The Defense Advanced Research Projects Agency (DARPA) has officially christened its newest ship—the Anti-Submarine Warfare (ASW) Continuous Trail Unmanned Vessel (ACTUV).
The christening included the traditional breaking of a ceremonial bottle over the bow by DARPA Director Arati Prabhakar and represents the beginning of an entirely new class of ocean-going vessel capable of traveling thousands of miles for a month at a time without any crew members.
The agency designed the ship with potential missions in mind, such as submarine tracking and countermine activities.
“Although ACTUV will sail unmanned, its story is entirely about people,” said Scott Littlefield, DARPA program manager. “It will still be sailors who are deciding how, when and where to use this new capability and the technology that has made it possible. And we could not have overcome the massive technical challenges to reaching this point without the creative, committed teamwork of our commercial partners and the Office of Naval Research.”

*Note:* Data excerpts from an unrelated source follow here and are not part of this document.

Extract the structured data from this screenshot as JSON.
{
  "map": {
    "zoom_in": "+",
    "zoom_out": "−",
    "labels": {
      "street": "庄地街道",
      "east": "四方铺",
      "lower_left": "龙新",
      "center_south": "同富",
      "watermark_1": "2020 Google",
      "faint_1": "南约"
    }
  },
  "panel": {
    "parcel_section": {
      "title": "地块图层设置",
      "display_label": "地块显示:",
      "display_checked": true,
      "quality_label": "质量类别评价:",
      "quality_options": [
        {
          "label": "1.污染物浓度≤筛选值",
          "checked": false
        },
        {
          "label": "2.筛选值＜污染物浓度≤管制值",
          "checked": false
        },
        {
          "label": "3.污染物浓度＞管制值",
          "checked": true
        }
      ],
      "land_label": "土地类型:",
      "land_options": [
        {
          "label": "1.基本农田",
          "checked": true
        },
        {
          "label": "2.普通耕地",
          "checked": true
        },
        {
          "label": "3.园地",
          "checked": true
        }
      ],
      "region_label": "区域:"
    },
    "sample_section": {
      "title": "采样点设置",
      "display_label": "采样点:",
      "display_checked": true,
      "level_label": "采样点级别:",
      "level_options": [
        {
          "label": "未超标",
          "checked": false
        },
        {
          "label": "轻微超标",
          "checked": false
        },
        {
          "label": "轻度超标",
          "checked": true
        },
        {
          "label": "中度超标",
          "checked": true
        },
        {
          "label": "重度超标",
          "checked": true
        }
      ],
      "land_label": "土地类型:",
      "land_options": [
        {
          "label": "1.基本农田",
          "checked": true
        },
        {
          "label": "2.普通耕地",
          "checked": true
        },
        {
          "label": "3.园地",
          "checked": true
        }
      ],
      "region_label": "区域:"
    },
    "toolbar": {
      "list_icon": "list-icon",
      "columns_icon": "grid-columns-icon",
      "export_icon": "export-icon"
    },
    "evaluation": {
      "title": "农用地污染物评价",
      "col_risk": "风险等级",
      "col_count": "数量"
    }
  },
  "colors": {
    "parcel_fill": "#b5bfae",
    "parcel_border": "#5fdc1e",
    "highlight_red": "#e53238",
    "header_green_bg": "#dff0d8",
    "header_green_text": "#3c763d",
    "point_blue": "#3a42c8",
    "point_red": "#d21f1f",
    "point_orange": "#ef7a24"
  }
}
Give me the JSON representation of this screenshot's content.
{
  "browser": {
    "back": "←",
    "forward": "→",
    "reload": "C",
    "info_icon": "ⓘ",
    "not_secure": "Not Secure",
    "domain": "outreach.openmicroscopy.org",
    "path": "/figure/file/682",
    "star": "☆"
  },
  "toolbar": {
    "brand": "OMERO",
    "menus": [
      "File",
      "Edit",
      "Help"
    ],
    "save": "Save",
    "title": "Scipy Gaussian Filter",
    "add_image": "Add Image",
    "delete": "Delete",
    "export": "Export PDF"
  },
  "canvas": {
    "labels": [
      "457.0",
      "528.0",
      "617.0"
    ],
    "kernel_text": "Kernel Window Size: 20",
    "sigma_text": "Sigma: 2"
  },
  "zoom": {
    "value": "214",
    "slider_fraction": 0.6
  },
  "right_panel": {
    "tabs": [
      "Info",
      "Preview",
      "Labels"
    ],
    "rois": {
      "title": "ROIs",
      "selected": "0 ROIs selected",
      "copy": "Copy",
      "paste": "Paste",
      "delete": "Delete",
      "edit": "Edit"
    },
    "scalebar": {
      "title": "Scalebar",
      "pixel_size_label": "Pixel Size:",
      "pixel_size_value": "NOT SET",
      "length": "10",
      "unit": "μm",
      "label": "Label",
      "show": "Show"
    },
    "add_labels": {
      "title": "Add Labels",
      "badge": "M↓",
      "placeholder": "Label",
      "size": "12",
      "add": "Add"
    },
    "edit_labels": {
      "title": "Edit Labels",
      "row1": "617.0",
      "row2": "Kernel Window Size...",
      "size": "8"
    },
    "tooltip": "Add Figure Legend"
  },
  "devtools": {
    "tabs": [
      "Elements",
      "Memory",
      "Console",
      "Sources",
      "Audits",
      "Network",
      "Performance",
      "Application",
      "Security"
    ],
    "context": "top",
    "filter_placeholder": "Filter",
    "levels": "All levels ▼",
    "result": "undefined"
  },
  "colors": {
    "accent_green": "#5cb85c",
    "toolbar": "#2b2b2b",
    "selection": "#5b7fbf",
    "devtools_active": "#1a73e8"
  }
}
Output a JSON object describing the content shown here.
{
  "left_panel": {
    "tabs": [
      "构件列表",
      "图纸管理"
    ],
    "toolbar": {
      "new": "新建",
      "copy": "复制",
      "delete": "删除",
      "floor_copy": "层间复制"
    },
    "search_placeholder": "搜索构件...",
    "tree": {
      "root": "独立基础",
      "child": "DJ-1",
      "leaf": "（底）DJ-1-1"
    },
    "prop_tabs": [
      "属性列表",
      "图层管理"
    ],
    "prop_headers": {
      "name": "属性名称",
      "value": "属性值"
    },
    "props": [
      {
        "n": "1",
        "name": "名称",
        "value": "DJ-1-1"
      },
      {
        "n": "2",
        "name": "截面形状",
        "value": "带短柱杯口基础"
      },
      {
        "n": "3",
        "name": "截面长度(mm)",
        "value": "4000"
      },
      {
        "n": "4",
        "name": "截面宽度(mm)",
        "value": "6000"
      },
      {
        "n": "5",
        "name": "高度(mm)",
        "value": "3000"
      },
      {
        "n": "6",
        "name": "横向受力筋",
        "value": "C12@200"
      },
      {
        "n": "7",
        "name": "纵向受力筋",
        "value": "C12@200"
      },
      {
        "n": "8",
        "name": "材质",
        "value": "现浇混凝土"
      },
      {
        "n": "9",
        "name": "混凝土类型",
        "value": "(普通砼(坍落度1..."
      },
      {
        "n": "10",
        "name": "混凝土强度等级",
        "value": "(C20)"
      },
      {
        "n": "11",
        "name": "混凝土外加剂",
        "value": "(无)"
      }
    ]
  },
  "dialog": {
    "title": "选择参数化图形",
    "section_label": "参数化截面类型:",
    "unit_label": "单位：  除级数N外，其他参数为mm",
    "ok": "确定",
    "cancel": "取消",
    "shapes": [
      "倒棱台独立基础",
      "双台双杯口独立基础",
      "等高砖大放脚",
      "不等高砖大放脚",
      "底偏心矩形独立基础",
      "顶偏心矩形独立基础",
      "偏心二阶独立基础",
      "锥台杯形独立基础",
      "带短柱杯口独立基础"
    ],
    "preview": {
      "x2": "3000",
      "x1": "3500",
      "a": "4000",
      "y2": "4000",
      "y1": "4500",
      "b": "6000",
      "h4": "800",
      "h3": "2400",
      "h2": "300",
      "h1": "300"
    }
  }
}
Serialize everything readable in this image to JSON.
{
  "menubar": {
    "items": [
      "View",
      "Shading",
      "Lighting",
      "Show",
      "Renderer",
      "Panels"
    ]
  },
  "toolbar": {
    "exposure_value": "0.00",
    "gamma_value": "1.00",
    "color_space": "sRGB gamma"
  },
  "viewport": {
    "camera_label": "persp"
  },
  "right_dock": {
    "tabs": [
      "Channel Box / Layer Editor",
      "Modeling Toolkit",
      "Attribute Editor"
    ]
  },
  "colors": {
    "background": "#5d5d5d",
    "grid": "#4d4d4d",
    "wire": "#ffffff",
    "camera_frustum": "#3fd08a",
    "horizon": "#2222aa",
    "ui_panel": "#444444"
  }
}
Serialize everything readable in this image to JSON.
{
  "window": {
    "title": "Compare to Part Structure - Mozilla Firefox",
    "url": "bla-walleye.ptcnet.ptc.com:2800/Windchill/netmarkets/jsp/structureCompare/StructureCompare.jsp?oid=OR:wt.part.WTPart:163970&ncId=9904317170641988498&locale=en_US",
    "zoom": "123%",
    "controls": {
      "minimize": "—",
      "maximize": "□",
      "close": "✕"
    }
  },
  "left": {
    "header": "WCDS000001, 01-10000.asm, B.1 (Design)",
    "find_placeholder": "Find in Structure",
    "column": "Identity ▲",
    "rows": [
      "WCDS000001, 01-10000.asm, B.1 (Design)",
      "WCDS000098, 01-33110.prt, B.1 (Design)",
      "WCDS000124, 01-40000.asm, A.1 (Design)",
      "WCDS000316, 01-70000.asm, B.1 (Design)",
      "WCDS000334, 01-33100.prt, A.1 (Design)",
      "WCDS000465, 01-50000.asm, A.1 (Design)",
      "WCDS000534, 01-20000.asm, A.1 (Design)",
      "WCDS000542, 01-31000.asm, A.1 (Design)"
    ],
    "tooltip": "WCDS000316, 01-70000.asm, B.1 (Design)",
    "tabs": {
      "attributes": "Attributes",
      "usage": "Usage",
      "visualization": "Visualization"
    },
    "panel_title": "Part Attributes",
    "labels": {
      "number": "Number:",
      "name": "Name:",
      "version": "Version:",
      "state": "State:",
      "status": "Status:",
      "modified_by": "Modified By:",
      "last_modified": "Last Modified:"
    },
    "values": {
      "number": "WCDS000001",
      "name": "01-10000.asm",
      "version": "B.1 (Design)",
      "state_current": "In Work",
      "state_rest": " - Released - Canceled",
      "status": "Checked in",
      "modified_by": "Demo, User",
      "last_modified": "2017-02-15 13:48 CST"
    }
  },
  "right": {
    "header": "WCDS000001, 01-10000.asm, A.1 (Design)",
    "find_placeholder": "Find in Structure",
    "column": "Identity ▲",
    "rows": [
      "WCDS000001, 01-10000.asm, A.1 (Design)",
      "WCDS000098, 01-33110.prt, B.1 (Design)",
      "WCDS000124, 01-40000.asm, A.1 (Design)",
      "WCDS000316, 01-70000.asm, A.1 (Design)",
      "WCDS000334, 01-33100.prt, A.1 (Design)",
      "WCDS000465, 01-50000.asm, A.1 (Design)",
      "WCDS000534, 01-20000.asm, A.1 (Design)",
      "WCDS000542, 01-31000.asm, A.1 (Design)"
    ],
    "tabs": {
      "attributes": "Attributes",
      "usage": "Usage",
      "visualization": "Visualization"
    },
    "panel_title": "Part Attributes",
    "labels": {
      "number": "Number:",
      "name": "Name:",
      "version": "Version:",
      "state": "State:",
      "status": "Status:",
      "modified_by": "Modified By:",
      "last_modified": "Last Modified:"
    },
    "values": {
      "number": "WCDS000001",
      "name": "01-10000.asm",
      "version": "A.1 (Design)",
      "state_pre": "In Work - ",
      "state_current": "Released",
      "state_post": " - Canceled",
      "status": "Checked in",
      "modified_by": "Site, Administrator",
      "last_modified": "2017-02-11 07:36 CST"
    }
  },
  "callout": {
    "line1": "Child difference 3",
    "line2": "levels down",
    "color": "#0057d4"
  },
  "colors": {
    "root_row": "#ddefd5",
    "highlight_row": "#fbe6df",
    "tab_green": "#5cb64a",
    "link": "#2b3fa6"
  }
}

ACTUV is a 130-foot twin-screw trimaran that can withstand all kinds of weather conditions and even comes equipped with some unusual features that are possible because it does not need to accommodate humans. For example, interior spaces are accessible for maintenance but aren’t designed to support a permanent crew.
ACTUV also displays many breakthroughs in autonomous navigational capabilities such as advanced software and hardware that serve as automated lookouts, enabling the ship to operate safely near manned maritime vessels in all weather and traffic conditions, and at any time of day.
The vessel will operate with the guidance of a remote supervisor, but mainly will act autonomously. According to DARPA, “it would operate at a fraction of the cost of manned vessels that are today deployed for similar missions.”
DARPA will collaborate with the Office of Naval Research to further test the ship’s capabilities and different kinds of payloads this summer off the California coast after preliminary checkout and movement to San Diego.